Overseas funds sold $237 million of stocks on Feb. 28, the highest since March 29, after the budget presented by Finance Minister Palaniappan Chidambaram disappointed investors. The Sensex dropped 1.5 percent that day. Foreign funds have still bought a net $8.4 billion of local shares this year, compared with a net $24.5 billion in 2012, which was the highest among 10 Asian markets tracked by Bloomberg.
“We’ll see liquidity abating at some point and that is the central risk for markets,” P. Phani Sekhar, a fund manager at Angel Broking Ltd. in Mumbai, said by phone. “The economic slowdown didn’t happen overnight and it’s not going to go away overnight. It’s too early to play recovery stocks.”
India targets a fiscal deficit of 4.8 percent of gross domestic product in the year from April 1, and posted a 5.2 percent gap in 2012-2013, Chidambaram said on Feb. 28. He set aside 330 billion rupees ($6.1 billion) for the rural jobs program and 100 billion rupees for a plan to give the poor food grains, before elections next year. That raised concern the 4.8 percent fiscal-gap goal may not be met.
India’s economy grew 4.5 percent in the three months ended December from a year earlier, the weakest pace in almost four years, government data showed hours after Chidambaram presented the budget. Profits at 43 percent of the Sensex firms trailed estimates in the December quarter, compared with 40 percent in the previous two quarters, data compiled by Bloomberg show.

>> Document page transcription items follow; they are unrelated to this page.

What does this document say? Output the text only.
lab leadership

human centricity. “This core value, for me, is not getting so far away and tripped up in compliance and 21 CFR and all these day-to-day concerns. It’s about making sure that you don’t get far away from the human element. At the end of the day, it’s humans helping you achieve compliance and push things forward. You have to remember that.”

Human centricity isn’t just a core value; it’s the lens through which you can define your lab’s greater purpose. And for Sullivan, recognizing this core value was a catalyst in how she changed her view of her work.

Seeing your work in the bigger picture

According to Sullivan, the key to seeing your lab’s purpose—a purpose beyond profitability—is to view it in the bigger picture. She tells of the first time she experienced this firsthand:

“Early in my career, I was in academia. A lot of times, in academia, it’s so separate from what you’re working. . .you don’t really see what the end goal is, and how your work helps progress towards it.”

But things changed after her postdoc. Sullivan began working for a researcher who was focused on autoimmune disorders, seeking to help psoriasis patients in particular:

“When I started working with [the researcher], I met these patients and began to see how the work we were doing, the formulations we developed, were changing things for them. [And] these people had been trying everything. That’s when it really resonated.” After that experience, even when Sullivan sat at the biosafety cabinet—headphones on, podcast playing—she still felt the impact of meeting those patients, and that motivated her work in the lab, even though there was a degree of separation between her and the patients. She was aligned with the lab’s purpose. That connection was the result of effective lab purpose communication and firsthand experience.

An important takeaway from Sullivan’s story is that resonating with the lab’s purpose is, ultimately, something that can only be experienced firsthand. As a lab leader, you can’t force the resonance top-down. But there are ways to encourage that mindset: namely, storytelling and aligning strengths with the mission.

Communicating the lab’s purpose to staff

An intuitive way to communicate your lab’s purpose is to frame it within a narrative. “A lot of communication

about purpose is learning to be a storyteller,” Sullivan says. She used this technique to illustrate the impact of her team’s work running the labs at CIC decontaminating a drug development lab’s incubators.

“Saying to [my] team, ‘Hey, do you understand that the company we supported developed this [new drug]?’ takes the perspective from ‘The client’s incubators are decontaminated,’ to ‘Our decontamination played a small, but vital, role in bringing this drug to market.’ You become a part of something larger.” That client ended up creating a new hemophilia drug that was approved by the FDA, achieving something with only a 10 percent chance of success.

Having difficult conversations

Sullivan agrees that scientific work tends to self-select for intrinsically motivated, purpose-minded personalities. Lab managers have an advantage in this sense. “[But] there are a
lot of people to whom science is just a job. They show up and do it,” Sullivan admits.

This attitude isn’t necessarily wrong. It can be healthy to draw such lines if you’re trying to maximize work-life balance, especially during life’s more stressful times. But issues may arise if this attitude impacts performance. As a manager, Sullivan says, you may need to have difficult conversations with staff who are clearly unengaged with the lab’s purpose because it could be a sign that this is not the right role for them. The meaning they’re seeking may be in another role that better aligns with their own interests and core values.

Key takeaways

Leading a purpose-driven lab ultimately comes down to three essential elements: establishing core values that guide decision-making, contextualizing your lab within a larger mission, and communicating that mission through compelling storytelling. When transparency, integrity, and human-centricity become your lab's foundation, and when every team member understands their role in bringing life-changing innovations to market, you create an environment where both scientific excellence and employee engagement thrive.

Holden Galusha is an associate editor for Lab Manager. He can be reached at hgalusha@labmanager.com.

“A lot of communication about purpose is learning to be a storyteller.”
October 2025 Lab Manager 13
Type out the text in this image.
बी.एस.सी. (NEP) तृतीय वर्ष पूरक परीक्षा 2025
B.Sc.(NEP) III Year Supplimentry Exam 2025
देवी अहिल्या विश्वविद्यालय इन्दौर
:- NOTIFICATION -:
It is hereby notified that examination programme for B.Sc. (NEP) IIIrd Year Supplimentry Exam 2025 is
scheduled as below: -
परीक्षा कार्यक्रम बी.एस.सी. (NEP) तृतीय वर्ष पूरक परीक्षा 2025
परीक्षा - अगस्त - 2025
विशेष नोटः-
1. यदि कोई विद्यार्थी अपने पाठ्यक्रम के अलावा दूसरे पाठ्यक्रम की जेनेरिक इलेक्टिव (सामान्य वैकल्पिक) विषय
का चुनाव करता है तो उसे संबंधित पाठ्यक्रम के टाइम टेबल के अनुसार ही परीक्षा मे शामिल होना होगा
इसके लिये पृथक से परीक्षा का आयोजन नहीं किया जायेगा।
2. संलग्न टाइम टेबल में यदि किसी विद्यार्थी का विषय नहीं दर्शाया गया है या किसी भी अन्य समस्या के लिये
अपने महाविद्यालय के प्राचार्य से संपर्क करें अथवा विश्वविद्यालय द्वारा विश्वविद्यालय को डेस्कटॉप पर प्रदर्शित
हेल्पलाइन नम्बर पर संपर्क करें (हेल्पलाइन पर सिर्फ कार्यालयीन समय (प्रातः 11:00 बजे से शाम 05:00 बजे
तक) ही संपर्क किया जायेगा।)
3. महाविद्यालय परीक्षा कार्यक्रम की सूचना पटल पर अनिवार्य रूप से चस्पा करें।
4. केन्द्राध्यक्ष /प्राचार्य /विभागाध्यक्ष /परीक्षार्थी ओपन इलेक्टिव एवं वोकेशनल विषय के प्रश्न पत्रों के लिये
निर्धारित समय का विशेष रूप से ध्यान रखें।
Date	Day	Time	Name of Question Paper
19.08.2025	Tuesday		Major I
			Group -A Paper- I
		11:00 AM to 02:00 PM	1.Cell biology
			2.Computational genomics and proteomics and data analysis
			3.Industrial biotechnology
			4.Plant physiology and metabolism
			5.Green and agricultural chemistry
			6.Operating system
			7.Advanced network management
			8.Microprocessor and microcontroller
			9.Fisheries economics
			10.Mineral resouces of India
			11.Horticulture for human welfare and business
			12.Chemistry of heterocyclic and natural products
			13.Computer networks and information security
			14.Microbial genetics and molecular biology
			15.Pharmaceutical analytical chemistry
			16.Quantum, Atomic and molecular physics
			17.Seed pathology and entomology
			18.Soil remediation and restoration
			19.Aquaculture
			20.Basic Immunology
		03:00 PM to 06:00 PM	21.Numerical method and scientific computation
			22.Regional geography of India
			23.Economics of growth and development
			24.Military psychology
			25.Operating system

Sterlite tumbled 2.8 percent to 90.45 rupees, the lowest close since June 5. Copper prices were cut to 452,591 rupees ($8,209) a metric ton in March, it said in a statement on its website. Aluminum maker Hindalco Industries Ltd. plunged 4.7 percent to 94.35 rupees. The S&P BSE Metal Index dropped 2.5 percent, the most among 13 industry indexes of the BSE Ltd. The gauge closed at its lowest level since May 2009.
Bajaj Auto slumped 1.9 percent to 1,989.2 rupees. Sales fell 3.3 percent to 332,387 units last month, the company said in an exchange filing today. Maruti Suzuki India Ltd., the nation’s biggest carmaker, lost 1.8 percent to 1,398.75 rupees.
The Sensex fell 2.1 percent last week, the most since the five-day period ended May 11. The gauge trades at 13.4 times projected 12-month profits, compared with 10.1 times for the MSCI Emerging Markets Index, data compiled by Bloomberg show.
The S&P BSE Small-Cap Index slid 1.9 percent to 6,078.12, taking its decline from a 17-month high reached on Jan. 7 to 21 percent. The S&P BSE Mid-Cap Index lost 1.4 percent.
Asian stocks dropped, with the regional benchmark index heading for its second day of declines, after China tightened mortgage rules to cool the property market. The MSCI Asia Pacific Index fell 0.8 percent. China’s Shanghai Composite Index plunged 3.7 percent.
The S&P CNX Nifty Index of the National Stock Exchange of India slid 0.4 percent to 5,698.50. India VIX, which measures the cost of protection against losses in the Nifty, tumbled 2.8 percent to 13.67.
Foreign funds have been net sellers in two of the past 13 years, based on data compiled by Bloomberg going back to 2000.